47      No caso em apreço, a Comissão considerou que o quarto critério Altmark não foi cumprido. Mais concretamente, entendeu, na decisão impugnada, que o montante das contribuições C2 pagas ao abrigo do regime de auxílios controvertido não foi calculado com base numa análise comparativa dos custos que uma empresa bem gerida na aceção do Acórdão de 24 de julho de 2003, Altmark Trans e Regierungspräsidium Magdeburg (C‑280/00, EU:C:2003:415), teria suportado para prestar serviços idênticos.
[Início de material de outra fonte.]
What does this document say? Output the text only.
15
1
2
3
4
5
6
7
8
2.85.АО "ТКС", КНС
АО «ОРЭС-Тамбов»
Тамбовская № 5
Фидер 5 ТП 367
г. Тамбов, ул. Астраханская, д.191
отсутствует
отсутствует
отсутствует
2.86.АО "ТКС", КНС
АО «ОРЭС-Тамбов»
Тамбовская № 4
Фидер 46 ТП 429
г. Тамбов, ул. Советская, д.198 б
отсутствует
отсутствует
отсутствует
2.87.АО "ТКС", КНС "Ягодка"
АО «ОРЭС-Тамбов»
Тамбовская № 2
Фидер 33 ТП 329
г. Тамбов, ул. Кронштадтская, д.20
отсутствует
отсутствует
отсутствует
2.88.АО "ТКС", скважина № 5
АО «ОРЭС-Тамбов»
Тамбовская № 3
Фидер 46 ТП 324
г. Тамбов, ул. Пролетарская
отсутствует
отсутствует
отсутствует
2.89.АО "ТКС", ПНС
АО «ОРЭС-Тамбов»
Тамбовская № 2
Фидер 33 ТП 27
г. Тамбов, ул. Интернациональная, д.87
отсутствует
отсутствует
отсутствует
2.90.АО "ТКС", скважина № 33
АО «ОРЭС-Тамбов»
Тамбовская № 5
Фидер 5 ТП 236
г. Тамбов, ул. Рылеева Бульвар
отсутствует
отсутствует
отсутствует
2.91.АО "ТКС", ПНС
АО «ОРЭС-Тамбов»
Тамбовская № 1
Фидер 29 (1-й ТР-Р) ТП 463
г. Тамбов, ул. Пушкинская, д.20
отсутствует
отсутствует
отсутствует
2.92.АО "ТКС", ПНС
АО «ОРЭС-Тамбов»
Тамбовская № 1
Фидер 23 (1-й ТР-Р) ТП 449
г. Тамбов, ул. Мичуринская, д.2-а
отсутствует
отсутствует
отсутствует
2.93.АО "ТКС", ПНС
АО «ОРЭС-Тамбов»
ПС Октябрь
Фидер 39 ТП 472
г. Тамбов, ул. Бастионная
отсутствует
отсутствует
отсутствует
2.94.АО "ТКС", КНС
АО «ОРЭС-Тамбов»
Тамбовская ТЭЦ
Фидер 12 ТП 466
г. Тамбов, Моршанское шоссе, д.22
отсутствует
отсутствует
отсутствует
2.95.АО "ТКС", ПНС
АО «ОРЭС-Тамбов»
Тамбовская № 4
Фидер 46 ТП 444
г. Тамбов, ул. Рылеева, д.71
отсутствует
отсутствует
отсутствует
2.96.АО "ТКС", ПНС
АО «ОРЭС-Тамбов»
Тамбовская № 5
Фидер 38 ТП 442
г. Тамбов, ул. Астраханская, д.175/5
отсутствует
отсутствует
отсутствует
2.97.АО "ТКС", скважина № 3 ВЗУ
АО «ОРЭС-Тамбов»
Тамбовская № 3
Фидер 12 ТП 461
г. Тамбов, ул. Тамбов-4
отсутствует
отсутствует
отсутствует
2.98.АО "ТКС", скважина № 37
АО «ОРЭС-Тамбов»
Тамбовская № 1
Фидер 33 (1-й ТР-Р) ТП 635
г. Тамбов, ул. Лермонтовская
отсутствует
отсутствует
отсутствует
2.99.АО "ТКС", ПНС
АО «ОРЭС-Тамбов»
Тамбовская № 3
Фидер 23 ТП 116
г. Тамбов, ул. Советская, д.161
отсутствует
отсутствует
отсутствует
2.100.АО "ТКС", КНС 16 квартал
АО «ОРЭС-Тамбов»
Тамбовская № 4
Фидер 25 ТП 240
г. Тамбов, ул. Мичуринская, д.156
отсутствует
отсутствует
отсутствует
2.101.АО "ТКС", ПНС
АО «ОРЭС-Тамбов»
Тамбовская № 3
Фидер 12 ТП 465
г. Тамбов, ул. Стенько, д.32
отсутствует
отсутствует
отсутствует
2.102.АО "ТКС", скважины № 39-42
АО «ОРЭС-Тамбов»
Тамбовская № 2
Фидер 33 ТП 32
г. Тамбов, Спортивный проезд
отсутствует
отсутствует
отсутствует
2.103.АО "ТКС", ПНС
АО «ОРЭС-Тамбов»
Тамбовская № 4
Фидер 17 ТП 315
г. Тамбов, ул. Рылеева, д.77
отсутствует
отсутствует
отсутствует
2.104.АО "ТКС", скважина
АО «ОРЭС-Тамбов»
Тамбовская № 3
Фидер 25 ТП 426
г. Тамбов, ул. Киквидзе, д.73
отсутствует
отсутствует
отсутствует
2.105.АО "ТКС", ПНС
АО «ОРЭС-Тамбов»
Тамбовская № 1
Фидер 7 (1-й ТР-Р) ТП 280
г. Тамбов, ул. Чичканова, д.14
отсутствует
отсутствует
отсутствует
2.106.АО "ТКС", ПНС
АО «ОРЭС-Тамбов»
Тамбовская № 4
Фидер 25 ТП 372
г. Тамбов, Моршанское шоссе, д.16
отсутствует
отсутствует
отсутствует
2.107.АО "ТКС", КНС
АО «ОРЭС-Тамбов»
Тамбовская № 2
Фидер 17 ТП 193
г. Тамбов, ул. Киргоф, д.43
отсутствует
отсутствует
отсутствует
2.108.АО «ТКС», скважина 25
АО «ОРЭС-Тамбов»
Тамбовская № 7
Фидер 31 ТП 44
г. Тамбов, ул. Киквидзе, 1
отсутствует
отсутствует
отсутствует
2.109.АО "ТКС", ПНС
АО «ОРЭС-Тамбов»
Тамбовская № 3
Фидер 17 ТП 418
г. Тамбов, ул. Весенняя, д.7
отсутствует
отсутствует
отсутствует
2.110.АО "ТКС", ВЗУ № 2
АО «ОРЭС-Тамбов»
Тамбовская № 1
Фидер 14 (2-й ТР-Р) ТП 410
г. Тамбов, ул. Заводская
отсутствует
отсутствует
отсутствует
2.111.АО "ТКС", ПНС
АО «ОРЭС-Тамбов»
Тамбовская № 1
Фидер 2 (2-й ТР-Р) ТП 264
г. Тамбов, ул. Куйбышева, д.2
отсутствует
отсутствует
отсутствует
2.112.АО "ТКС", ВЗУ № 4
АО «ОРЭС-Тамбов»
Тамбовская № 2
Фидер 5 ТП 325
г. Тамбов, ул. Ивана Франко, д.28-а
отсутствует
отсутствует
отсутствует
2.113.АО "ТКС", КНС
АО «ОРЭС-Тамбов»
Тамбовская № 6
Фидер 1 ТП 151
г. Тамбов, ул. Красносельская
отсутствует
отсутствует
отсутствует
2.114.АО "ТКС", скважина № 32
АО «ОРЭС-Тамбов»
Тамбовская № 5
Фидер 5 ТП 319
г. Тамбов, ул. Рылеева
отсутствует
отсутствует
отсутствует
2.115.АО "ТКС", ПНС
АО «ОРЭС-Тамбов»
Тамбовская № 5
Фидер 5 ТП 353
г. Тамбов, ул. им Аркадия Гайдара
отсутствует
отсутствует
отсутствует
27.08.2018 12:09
48      O recorrente sustenta, em primeiro lugar, que, contrariamente ao que concluiu a Comissão na decisão impugnada, a amostra de empresas que utilizou para a sua análise comparativa dos custos era representativa de empresas bem geridas na aceção do Acórdão de 24 de julho de 2003, Altmark Trans e Regierungspräsidium Magdeburg (C‑280/00, EU:C:2003:415). De acordo com o recorrente, essa amostra incluía, para além dos operadores de transporte com os quais celebrara os contratos de tipo 1, empresas de transporte público encarregadas de missões comparáveis de serviço público fora do território da região Île‑de‑France, atribuídas no âmbito de um procedimento de concurso aberto, transparente e não discriminatório.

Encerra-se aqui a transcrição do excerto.